Child Safety

Child Safety

Child care (or "childcare", "child minding", "babycare", "daycare", "head start", or "preschool") means caring for and supervising a child or children, usually from newborn to age thirteen. Child care is the action or skill of looking after children by a day-care center, babysitter, or other providers. Child care is a broad topic covering a wide spectrum of contexts, activities, social and cultural conventions, and institutions. The majority of child care institutions that are available require that child care providers have extensive training in first aid and are CPR certified. In addition, background checks, drug testing, and reference verification are normally a requirement. Child care can cost up to $15,000 for one year in the United States. Approximately six out of every ten children, or almost 12 million children, age five and younger, are being jointly cared for by parents and early childhood educators, relatives, or other child-care providers.

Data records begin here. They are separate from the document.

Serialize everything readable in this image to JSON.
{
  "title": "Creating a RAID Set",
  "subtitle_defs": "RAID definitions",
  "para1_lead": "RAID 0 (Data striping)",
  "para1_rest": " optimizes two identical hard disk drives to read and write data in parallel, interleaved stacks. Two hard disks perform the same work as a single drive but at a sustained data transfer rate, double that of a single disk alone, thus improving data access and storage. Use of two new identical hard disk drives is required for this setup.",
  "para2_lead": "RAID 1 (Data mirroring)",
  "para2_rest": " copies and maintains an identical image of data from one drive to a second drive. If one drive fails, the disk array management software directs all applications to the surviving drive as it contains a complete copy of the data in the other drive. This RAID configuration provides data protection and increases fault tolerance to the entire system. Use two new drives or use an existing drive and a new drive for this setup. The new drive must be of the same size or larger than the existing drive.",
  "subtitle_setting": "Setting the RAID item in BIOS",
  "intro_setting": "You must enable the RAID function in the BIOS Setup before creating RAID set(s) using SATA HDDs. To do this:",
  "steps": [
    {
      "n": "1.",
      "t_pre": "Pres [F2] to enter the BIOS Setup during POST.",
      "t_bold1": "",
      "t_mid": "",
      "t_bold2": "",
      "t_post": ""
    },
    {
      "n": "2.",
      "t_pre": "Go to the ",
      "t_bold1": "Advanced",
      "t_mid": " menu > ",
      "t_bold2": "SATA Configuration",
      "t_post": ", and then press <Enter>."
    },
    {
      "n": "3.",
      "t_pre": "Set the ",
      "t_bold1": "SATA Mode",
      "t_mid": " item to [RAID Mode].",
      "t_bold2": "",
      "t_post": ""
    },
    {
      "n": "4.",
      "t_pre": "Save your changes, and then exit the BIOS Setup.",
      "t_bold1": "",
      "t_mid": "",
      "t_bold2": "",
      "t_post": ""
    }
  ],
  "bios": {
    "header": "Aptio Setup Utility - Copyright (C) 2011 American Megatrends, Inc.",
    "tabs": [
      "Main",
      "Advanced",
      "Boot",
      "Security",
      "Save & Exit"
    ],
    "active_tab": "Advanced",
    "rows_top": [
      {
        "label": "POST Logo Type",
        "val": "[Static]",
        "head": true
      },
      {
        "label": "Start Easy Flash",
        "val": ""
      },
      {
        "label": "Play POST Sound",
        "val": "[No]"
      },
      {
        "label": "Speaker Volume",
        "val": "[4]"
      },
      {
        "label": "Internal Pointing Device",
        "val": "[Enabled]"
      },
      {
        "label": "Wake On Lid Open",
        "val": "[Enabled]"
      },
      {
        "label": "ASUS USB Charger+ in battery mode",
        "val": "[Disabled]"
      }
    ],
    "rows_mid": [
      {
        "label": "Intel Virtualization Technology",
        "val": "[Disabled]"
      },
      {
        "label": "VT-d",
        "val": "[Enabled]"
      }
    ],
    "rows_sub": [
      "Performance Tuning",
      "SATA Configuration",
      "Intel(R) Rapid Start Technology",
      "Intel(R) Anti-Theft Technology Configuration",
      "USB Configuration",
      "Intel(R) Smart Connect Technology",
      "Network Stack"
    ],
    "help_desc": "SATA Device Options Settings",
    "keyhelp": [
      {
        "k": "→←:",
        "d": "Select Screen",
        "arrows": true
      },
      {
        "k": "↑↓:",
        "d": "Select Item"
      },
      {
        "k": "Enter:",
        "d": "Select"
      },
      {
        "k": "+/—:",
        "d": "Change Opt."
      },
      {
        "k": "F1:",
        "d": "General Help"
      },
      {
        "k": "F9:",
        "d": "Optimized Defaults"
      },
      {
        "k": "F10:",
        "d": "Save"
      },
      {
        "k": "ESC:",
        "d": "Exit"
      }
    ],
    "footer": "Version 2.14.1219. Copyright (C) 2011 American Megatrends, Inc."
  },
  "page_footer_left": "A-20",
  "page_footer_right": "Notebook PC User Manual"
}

Read more about Child Safety:  Effects On Child Development, The Value of Unpaid Child Care, Learning Stories

Famous quotes containing the words child and/or safety:

    I would rather be the child of a mother who has all the inner conflicts of the human being than be mothered by someone for whom all is easy and smooth, who knows all the answers, and is a stranger to doubt.
    D.W. Winnicott (20th century)

    Can we not teach children, even as we protect them from victimization, that for them to become victimizers constitutes the greatest peril of all, specifically the sacrifice—physical or psychological—of the well-being of other people? And that destroying the life or safety of other people, through teasing, bullying, hitting or otherwise, “putting them down,” is as destructive to themselves as to their victims.